June 29, 2012 by SCNCC
Radiation levels at Fukushima-Daiichi were at record levels on Wednesday. The AFP reports:
TOKYO — TEPCO, the operator of Japan’s crippled Fukushima nuclear plant, said Wednesday record amounts of radiation had been detected in the basement of reactor number 1, further hampering clean-up operations.
TEPCO took samples from the basement after lowering a camera and surveying instruments through a drain hole in the basement ceiling.
Radiation levels above radioactive water in the basement reached up to 10,300 millisievert an hour, a dose that will kill humans within a short time after making them sick within minutes.
The annual allowed dose for workers at the stricken site is reached in only 20 seconds.
“Workers cannot enter the site and we must use robots for the demolition,” said TEPCO.
The Fukushima operator said that radiation levels were 10 times higher than those recorded at the plant’s two other crippled reactors, number two and three.
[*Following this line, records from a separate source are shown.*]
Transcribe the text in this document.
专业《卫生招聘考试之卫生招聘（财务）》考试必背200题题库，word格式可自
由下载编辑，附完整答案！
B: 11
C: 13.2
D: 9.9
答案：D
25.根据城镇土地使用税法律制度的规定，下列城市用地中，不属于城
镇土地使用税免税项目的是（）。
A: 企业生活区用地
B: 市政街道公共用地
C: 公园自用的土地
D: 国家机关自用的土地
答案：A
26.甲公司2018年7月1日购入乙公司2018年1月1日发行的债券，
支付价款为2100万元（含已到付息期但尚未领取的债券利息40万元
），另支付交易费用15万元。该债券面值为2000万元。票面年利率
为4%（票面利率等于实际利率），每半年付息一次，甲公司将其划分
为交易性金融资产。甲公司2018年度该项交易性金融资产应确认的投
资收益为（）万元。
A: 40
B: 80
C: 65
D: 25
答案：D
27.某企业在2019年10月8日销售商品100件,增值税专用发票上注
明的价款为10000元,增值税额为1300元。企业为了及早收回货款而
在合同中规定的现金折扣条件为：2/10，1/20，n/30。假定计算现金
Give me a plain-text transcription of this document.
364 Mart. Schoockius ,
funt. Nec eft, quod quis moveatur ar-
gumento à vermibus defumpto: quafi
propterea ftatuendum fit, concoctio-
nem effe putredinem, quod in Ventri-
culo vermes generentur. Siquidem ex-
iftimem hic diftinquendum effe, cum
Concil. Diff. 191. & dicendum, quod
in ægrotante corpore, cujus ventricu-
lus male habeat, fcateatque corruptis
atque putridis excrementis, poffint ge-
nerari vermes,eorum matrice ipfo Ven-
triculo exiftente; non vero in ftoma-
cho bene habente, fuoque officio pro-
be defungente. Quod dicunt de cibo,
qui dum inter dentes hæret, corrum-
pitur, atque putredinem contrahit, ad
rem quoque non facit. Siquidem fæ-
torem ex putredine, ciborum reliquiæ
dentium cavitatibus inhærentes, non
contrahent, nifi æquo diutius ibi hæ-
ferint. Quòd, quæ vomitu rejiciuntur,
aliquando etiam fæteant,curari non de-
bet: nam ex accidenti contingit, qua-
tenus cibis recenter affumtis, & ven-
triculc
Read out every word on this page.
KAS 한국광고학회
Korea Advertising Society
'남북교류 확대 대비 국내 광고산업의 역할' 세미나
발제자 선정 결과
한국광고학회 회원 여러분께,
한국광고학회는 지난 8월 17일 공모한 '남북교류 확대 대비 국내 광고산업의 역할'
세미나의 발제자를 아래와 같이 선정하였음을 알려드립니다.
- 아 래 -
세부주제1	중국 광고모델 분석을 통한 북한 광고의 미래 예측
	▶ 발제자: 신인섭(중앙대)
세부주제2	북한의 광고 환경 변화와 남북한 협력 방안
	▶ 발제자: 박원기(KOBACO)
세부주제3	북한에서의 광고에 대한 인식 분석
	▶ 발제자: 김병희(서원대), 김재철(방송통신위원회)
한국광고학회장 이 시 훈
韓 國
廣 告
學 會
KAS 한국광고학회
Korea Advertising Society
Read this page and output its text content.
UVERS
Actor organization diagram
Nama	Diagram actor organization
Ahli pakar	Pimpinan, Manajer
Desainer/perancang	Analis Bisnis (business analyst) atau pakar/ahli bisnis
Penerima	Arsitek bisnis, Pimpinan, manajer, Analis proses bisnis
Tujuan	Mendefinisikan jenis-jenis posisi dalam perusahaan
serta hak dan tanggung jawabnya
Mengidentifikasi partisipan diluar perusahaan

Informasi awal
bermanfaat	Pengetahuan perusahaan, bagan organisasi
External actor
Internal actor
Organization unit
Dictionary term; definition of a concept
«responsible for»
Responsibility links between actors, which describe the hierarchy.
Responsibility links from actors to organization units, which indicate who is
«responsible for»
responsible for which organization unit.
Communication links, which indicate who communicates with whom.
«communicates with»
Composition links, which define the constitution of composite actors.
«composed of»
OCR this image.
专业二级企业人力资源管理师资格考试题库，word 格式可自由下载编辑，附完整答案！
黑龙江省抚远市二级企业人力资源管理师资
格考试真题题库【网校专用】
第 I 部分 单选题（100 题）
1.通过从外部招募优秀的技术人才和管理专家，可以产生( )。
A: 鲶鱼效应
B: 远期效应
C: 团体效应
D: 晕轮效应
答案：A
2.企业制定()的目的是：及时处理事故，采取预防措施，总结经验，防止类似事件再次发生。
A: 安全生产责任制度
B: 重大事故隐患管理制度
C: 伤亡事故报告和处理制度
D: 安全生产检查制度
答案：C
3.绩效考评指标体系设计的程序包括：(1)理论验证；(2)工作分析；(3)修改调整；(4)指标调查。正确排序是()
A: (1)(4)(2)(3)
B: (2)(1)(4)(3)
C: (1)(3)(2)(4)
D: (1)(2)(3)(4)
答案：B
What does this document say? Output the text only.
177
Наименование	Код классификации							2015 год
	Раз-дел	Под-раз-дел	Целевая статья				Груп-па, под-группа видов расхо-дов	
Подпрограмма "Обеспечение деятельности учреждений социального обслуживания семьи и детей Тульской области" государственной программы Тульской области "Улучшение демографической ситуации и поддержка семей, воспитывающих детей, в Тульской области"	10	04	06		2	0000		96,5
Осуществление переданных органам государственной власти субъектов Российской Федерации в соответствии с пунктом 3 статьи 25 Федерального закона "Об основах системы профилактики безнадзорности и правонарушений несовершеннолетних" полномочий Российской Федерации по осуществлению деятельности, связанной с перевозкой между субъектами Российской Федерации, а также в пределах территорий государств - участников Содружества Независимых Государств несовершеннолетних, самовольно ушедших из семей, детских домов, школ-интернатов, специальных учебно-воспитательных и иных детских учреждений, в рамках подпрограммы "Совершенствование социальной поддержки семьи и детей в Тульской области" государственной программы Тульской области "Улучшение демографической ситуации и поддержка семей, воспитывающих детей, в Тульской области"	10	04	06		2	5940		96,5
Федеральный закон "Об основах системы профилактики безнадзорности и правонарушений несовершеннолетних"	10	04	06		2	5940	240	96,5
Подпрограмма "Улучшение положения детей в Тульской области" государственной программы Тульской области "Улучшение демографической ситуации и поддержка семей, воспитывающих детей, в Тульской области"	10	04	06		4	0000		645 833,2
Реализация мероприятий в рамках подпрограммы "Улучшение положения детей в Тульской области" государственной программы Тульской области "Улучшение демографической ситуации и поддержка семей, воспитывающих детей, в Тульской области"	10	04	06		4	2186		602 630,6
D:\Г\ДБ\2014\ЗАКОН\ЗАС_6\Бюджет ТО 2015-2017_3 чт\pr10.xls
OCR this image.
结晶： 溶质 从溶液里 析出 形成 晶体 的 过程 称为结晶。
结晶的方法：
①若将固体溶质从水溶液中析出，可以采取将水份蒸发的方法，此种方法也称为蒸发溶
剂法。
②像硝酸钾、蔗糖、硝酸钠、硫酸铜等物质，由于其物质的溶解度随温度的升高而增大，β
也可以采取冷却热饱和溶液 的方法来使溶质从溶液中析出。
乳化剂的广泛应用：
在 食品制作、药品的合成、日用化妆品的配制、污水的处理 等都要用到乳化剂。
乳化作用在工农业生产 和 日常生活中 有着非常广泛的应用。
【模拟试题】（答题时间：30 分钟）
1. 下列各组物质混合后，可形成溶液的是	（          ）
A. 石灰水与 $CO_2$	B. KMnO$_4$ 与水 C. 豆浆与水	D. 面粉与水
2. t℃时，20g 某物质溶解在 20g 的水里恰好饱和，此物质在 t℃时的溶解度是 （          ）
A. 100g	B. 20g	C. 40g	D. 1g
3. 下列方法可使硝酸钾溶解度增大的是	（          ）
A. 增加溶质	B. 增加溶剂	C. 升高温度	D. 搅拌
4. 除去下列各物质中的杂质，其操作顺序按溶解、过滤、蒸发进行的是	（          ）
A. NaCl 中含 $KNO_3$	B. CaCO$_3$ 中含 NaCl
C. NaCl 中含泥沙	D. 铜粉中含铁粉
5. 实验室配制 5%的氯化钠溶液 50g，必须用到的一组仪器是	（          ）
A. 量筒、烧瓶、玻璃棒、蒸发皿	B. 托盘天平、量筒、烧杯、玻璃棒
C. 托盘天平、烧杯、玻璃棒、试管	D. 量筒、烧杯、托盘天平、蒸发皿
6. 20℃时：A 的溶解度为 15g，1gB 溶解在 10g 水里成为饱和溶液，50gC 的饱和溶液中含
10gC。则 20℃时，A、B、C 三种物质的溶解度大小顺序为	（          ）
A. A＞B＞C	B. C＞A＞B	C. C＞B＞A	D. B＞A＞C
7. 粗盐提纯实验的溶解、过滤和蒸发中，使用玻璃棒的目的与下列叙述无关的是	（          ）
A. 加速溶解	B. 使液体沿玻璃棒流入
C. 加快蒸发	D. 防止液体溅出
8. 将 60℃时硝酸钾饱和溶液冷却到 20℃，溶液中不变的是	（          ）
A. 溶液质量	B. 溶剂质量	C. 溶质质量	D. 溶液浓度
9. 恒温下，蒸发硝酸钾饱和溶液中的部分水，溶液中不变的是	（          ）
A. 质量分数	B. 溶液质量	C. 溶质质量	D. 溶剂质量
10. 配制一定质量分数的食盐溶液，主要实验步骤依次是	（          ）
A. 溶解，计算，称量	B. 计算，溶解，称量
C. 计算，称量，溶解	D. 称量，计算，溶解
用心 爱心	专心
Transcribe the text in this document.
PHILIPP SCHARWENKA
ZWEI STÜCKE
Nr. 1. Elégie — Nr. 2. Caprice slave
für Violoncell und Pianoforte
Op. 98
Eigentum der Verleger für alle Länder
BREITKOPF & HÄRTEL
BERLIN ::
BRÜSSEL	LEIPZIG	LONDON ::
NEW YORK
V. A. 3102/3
This was due to the poor state of the nuclear fuel in the reactor compared to that in the two others.
The meltdown at the core of three of Fukushima’s six reactors occurred after the March 11, 2011 earthquake and ensuing massive tsunami shut off the power supply and cooling system.
Demolition of the three reactors as well as the plant’s number 4 unit is expected to take 40 years and will need the use of new technologies.
Meanwhile, two nuclear reactors–among the country’s entire batch of 50 that have been offline since the 2011 mega-quake–are scheduled to begin restarting as early as Sunday. Japanese Prime Minister Yoshihiko Noda says the nuclear revamp is necessary to meet the country’s energy demands which are higher during summer months. But the reactors will take several weeks to bring online. By the time they are up and running it will likely be August.
Noda has said he is in favor of weening the country off nukes…in sixty years. Maybe he’s hoping people will have forgotten the toll nukes have wrought on the nation by then. But it will take a lot longer for the nuclear power industry to restore its image and wipe Fukushima from people’s memory, especially in a country struck by two atomic bombs. It could take about as long is it does for nuclear waste to decay–thousands of years.
Forty-five thousand people gathered in front of Noda’s residence in Tokyo last Friday to protest the restart, Fukushima still fresh in their minds. This Friday even more people have hit the pavement throughout Japan calling for an end to nuclear power. In New York, anti-nuclear activists have begun a hunger strike in front of the Japanese Consulate in solidarity. In Japan and around the world people power is boiling into the streets for a world without the fear of radiation.